How often do you think you should be “seen” by your team? When should you be available to your team if they want to talk to you? Those keeping to the confines of their office may appear unapproachable or intimidating. And although sometimes that can feel like the better option, so work can be done and there are less interruptions, opportunities are also missed.
Leaders have so much knowledge and experience they can share with their team. Going out into the workplace, and having conversations with the team will help them develop. Additionally, you can spot any potential problems that you wouldn’t be able to otherwise.
Talking to your team, working alongside them, and asking questions, gets you valuable information from the front-line that you can’t get any other way.
When I was running a contact centre, I invited all senior executives to sit with the team at least once, and it was amazing the insights they got from the experience. New products, new systems and new processes were introduced from understanding this perspective.
But it’s not just about being “seen”, it’s a strategic decision and needs leadership skills to be effective. It requires active listening, collaboration, communication, motivation and engagement skills. And listening to ideas, gathering information and providing solutions all require a level of confidence.
Leaders can be intimidating to others, just by the nature of their job title and status. Encouraging an atmosphere of trust and willingness to share ideas, listening to concerns and key pressure points, brings a new level of team work.
Giving team members the opportunity to be heard can be motivational, as well as inspiring a level of accountability as actions you agreed together are more likely to be achieved.
A word of warning here though, while you’re walking around: and that’s for requests for your action. Our minds can hold two things in our working memory at any one time. You may have remembered the first request, then the second, but the third….? Have a pen and paper (or technology!) with you to make a note as they are asked. Or, if necessary, ask them to email you. But don’t expect to remember them all in your memory alone!!
That was the thinking, now the walking and talking. And getting it right is important:
- People will spot if you are only doing it because you feel have to.
- Be relaxed and more informal in your conversations. It’s OK to share a joke and chat about hobbies etc to build a relationship.
- Investigate concerns and problems quickly, and be seen to be following up on actions.
- Be open and curious, ask questions – listen more than you talk.
- Aim not to become defensive, be truthful or explain if you can’t share something.

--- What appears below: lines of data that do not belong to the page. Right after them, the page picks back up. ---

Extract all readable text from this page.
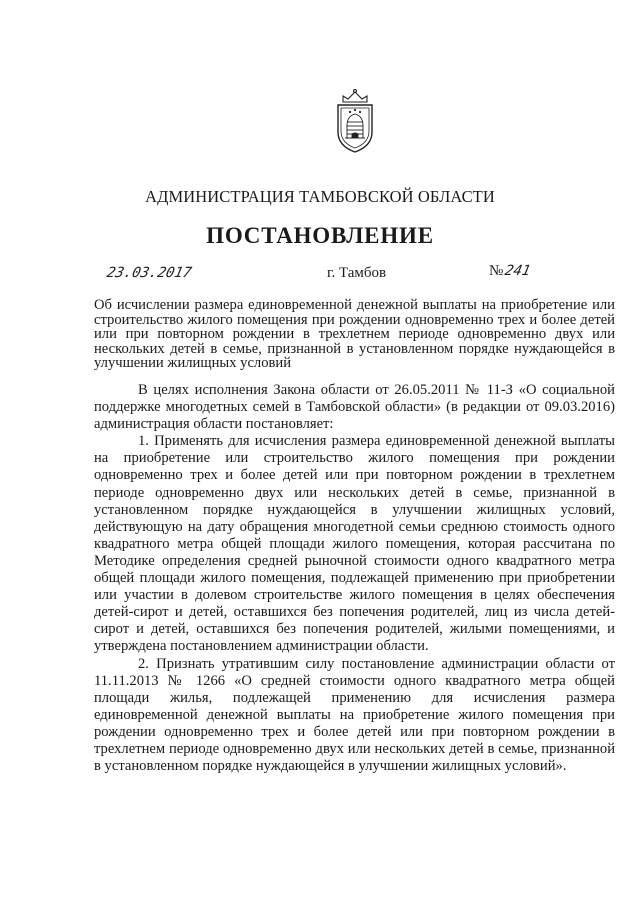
АДМИНИСТРАЦИЯ ТАМБОВСКОЙ ОБЛАСТИ
ПОСТАНОВЛЕНИЕ
23.03.2017	г. Тамбов	№241
Об исчислении размера единовременной денежной выплаты на приобретение или строительство жилого помещения при рождении одновременно трех и более детей или при повторном рождении в трехлетнем периоде одновременно двух или нескольких детей в семье, признанной в установленном порядке нуждающейся в улучшении жилищных условий

В целях исполнения Закона области от 26.05.2011 № 11-З «О социальной поддержке многодетных семей в Тамбовской области» (в редакции от 09.03.2016) администрация области постановляет:

1. Применять для исчисления размера единовременной денежной выплаты на приобретение или строительство жилого помещения при рождении одновременно трех и более детей или при повторном рождении в трехлетнем периоде одновременно двух или нескольких детей в семье, признанной в установленном порядке нуждающейся в улучшении жилищных условий, действующую на дату обращения многодетной семьи среднюю стоимость одного квадратного метра общей площади жилого помещения, которая рассчитана по Методике определения средней рыночной стоимости одного квадратного метра общей площади жилого помещения, подлежащей применению при приобретении или участии в долевом строительстве жилого помещения в целях обеспечения детей-сирот и детей, оставшихся без попечения родителей, лиц из числа детей-сирот и детей, оставшихся без попечения родителей, жилыми помещениями, и утверждена постановлением администрации области.

2. Признать утратившим силу постановление администрации области от 11.11.2013 № 1266 «О средней стоимости одного квадратного метра общей площади жилья, подлежащей применению для исчисления размера единовременной денежной выплаты на приобретение жилого помещения при рождении одновременно трех и более детей или при повторном рождении в трехлетнем периоде одновременно двух или нескольких детей в семье, признанной в установленном порядке нуждающейся в улучшении жилищных условий».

- Share news, your aims and company goals, so that people know where they are in the bigger picture.
- Build a trusting environment where learning from mistakes is encouraged.
- Recognise successes and good work
- Negative feedback should still be done in private, and tailor your approach if offering suggestions in front of co-workers.
- Cover all your departments or teams, so that nobody feels left out.
Walking, talking (and thinking!) is an effective way of keeping up to date with what’s happening in your organisation. When you have a genuine interest, they can bring you invaluable insight, and you can bring them experience and knowledge.